Subject: kern/30550: denial-of-service attack using ICMP "need to fragment" messages and MTU set to 1500
To: None <kern-bug-people@netbsd.org, gnats-admin@netbsd.org,>
From: None <eravin@panix.com>
List: netbsd-bugs
Date: 06/18/2005 15:12:00
>Number:         30550
>Category:       kern
>Synopsis:       denial-of-service attack using ICMP "need to fragment" messages and MTU set to 1500
>Confidential:   no
>Severity:       critical
>Priority:       medium
>Responsible:    kern-bug-people
>State:          open
>Class:          sw-bug
>Submitter-Id:   net
>Arrival-Date:   Sat Jun 18 15:12:00 +0000 2005
>Originator:     Ed Ravin
>Release:        2.0
>Organization:
PANIX Public Access Networks Corp
>Environment:
NetBSD victimwebserver 2.0 NetBSD 2.0 (PANIX-WEB) #1: Thu Jan 20 22:05:35 EST 2005  root@trinity.nyc.access.net:/devel/netbsd/2.0/src/sys/arch/i386/compile/PANIX-WEB i386
>Description:
We were hit by a DoS attack we haven't heard of before, which might be
remediable by updating the way NetBSD handles ICMP "Need to Fragment"
unreachable messages.

The attacker opened up connections to the victim Web server on port 80,
and began fetching the home page.  When the first packet of the
response was sent out (a full 1500 byte packet), the attacker sent this
response:

  20:35:00.988340 IP attacker.example.com > victimwebserver.example.net: icmp 36
: attacker.example.com unreachable - need to frag (mtu 1500)

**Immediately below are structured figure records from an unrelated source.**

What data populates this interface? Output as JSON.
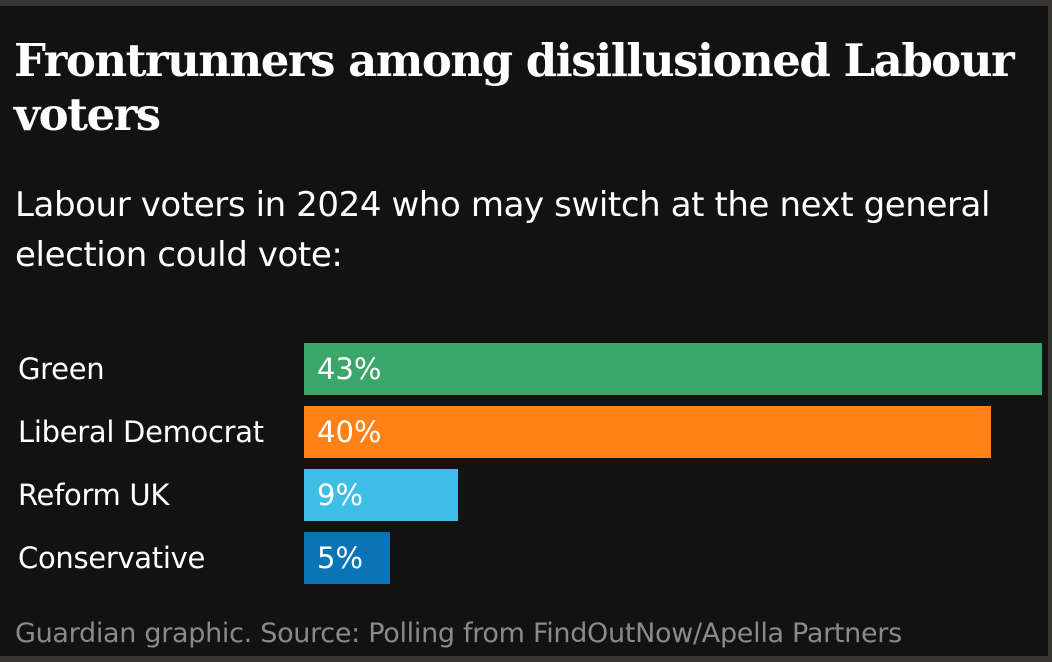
{
  "chart_data": {
    "type": "bar",
    "orientation": "horizontal",
    "title": "Frontrunners among disillusioned Labour voters",
    "subtitle": "Labour voters in 2024 who may switch at the next general election could vote:",
    "categories": [
      "Green",
      "Liberal Democrat",
      "Reform UK",
      "Conservative"
    ],
    "values": [
      43,
      40,
      9,
      5
    ],
    "value_labels": [
      "43%",
      "40%",
      "9%",
      "5%"
    ],
    "colors": [
      "#3aa66a",
      "#ff8118",
      "#3ebde6",
      "#0a75b6"
    ],
    "xlim": [
      0,
      43
    ],
    "grid": false,
    "xlabel": "",
    "ylabel": ""
  },
  "source": "Guardian graphic. Source: Polling from FindOutNow/Apella Partners",
  "colors": {
    "background": "#121212",
    "text": "#ffffff",
    "source_text": "#8a8a8a"
  }
}
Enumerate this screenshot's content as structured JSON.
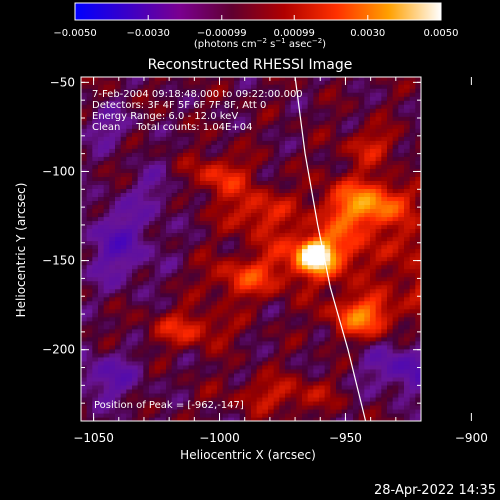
{
  "chart_data": {
    "type": "heatmap",
    "title": "Reconstructed RHESSI Image",
    "xlabel": "Heliocentric X (arcsec)",
    "ylabel": "Heliocentric Y (arcsec)",
    "xlim": [
      -1055,
      -920
    ],
    "ylim": [
      -240,
      -47
    ],
    "x_ticks": [
      -1050,
      -1000,
      -950,
      -900
    ],
    "x_tick_labels": [
      "−1050",
      "−1000",
      "−950",
      "−900"
    ],
    "y_ticks": [
      -50,
      -100,
      -150,
      -200
    ],
    "y_tick_labels": [
      "−50",
      "−100",
      "−150",
      "−200"
    ],
    "colorbar": {
      "min": -0.005,
      "max": 0.005,
      "ticks": [
        -0.005,
        -0.003,
        -0.00099,
        0.00099,
        0.003,
        0.005
      ],
      "tick_labels": [
        "−0.0050",
        "−0.0030",
        "−0.00099",
        "0.00099",
        "0.0030",
        "0.0050"
      ],
      "unit_label_parts": [
        "(photons cm",
        "−2",
        " s",
        "−1",
        " asec",
        "−2",
        ")"
      ],
      "gradient_colors": [
        "#0000ff",
        "#3a00c8",
        "#7a0090",
        "#600030",
        "#b00000",
        "#ff3000",
        "#ffa000",
        "#ffffff"
      ]
    },
    "info_lines": [
      "7-Feb-2004 09:18:48.000 to 09:22:00.000",
      "Detectors: 3F 4F 5F 6F 7F 8F, Att 0",
      "Energy Range: 6.0 - 12.0 keV",
      "Clean     Total counts: 1.04E+04"
    ],
    "peak_label": "Position of Peak = [-962,-147]",
    "peak": {
      "x": -962,
      "y": -147
    },
    "limb_points": [
      [
        -970,
        -47
      ],
      [
        -966,
        -90
      ],
      [
        -961,
        -130
      ],
      [
        -956,
        -165
      ],
      [
        -949,
        -200
      ],
      [
        -942,
        -240
      ]
    ],
    "blobs": [
      {
        "x": -962,
        "y": -147,
        "sx": 4,
        "sy": 5,
        "a": 0.0058
      },
      {
        "x": -960,
        "y": -147,
        "sx": 14,
        "sy": 11,
        "a": 0.0022
      },
      {
        "x": -947,
        "y": -120,
        "sx": 10,
        "sy": 12,
        "a": 0.0021
      },
      {
        "x": -943,
        "y": -181,
        "sx": 9,
        "sy": 8,
        "a": 0.0027
      },
      {
        "x": -985,
        "y": -122,
        "sx": 9,
        "sy": 9,
        "a": 0.0016
      },
      {
        "x": -1000,
        "y": -102,
        "sx": 8,
        "sy": 8,
        "a": 0.0016
      },
      {
        "x": -990,
        "y": -160,
        "sx": 10,
        "sy": 8,
        "a": 0.0017
      },
      {
        "x": -1012,
        "y": -188,
        "sx": 11,
        "sy": 7,
        "a": 0.0015
      },
      {
        "x": -935,
        "y": -118,
        "sx": 9,
        "sy": 8,
        "a": 0.0018
      },
      {
        "x": -940,
        "y": -85,
        "sx": 8,
        "sy": 7,
        "a": 0.0012
      },
      {
        "x": -915,
        "y": -163,
        "sx": 10,
        "sy": 9,
        "a": 0.0016
      },
      {
        "x": -920,
        "y": -140,
        "sx": 7,
        "sy": 7,
        "a": 0.0011
      },
      {
        "x": -1040,
        "y": -140,
        "sx": 10,
        "sy": 16,
        "a": -0.0015
      },
      {
        "x": -925,
        "y": -210,
        "sx": 12,
        "sy": 10,
        "a": -0.0016
      },
      {
        "x": -1045,
        "y": -215,
        "sx": 10,
        "sy": 10,
        "a": -0.0013
      },
      {
        "x": -1045,
        "y": -75,
        "sx": 8,
        "sy": 8,
        "a": -0.0009
      },
      {
        "x": -975,
        "y": -225,
        "sx": 14,
        "sy": 7,
        "a": 0.0012
      },
      {
        "x": -1025,
        "y": -110,
        "sx": 6,
        "sy": 10,
        "a": -0.0008
      }
    ]
  },
  "footer": {
    "timestamp": "28-Apr-2022 14:35"
  }
}
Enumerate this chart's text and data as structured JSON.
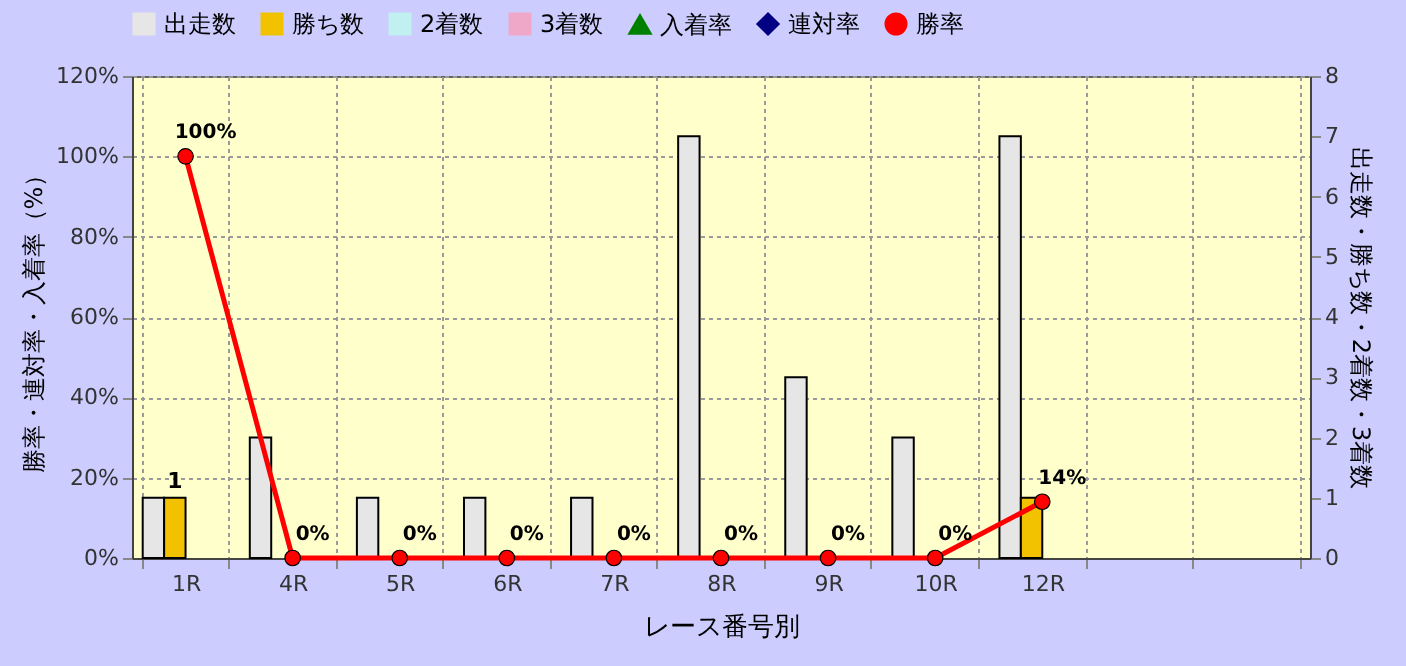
{
  "chart_data": {
    "type": "bar",
    "xlabel": "レース番号別",
    "ylabel": "勝率・連対率・入着率（%）",
    "y2label": "出走数・勝ち数・2着数・3着数",
    "categories": [
      "1R",
      "4R",
      "5R",
      "6R",
      "7R",
      "8R",
      "9R",
      "10R",
      "12R",
      null,
      null
    ],
    "series": [
      {
        "name": "出走数",
        "axis": "y2",
        "color": "#e6e6e6",
        "values": [
          1,
          2,
          1,
          1,
          1,
          7,
          3,
          2,
          7,
          null,
          null
        ]
      },
      {
        "name": "勝ち数",
        "axis": "y2",
        "color": "#f2c200",
        "values": [
          1,
          0,
          0,
          0,
          0,
          0,
          0,
          0,
          1,
          null,
          null
        ],
        "value_labels": [
          "1",
          null,
          null,
          null,
          null,
          null,
          null,
          null,
          null,
          null,
          null
        ]
      },
      {
        "name": "2着数",
        "axis": "y2",
        "color": "#c0f0f0",
        "values": [
          0,
          0,
          0,
          0,
          0,
          0,
          0,
          0,
          0,
          null,
          null
        ]
      },
      {
        "name": "3着数",
        "axis": "y2",
        "color": "#f0a8c8",
        "values": [
          0,
          0,
          0,
          0,
          0,
          0,
          0,
          0,
          0,
          null,
          null
        ]
      },
      {
        "name": "入着率",
        "type": "line",
        "axis": "y",
        "color": "#008000",
        "marker": "triangle",
        "values": [
          null,
          null,
          null,
          null,
          null,
          null,
          null,
          null,
          null,
          null,
          null
        ]
      },
      {
        "name": "連対率",
        "type": "line",
        "axis": "y",
        "color": "#000080",
        "marker": "diamond",
        "values": [
          null,
          null,
          null,
          null,
          null,
          null,
          null,
          null,
          null,
          null,
          null
        ]
      },
      {
        "name": "勝率",
        "type": "line",
        "axis": "y",
        "color": "#ff0000",
        "marker": "circle",
        "values": [
          100,
          0,
          0,
          0,
          0,
          0,
          0,
          0,
          14,
          null,
          null
        ],
        "value_labels": [
          "100%",
          "0%",
          "0%",
          "0%",
          "0%",
          "0%",
          "0%",
          "0%",
          "14%",
          null,
          null
        ]
      }
    ],
    "ylim": [
      0,
      120
    ],
    "yticks": [
      {
        "value": 0,
        "label": "0%"
      },
      {
        "value": 20,
        "label": "20%"
      },
      {
        "value": 40,
        "label": "40%"
      },
      {
        "value": 60,
        "label": "60%"
      },
      {
        "value": 80,
        "label": "80%"
      },
      {
        "value": 100,
        "label": "100%"
      },
      {
        "value": 120,
        "label": "120%"
      }
    ],
    "y2lim": [
      0,
      8
    ],
    "y2ticks": [
      0,
      1,
      2,
      3,
      4,
      5,
      6,
      7,
      8
    ],
    "grid": true,
    "legend": "top"
  }
}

So the victim's Web server changed the MTU size for that connection from 1500
to 1500, and then tried sending the packet again.  And again.  And again.
With multiple connections open, and by constantly responding to every TCP
packet with another ICMP unreachable as shown above, the attacker was able
to cause the victim to send a large amount of data, wasting our network
bandwidth and filling up mbufs on the victim machine.

Perhaps NetBSD could ignore the "need to fragment" message if the MTU
size asked for matches the existing size?  And/or put some rate limiting
on how many times it will act on the unreachable message?

More data (including partial tcpdump logs) is available upon request.

>How-To-Repeat:

>Fix:
As a workaround, we've blocked all "ICMP unreachable - need to fragment" packets at our border routers.  We're not happy with this, since it means PMTUD is broken everywhere.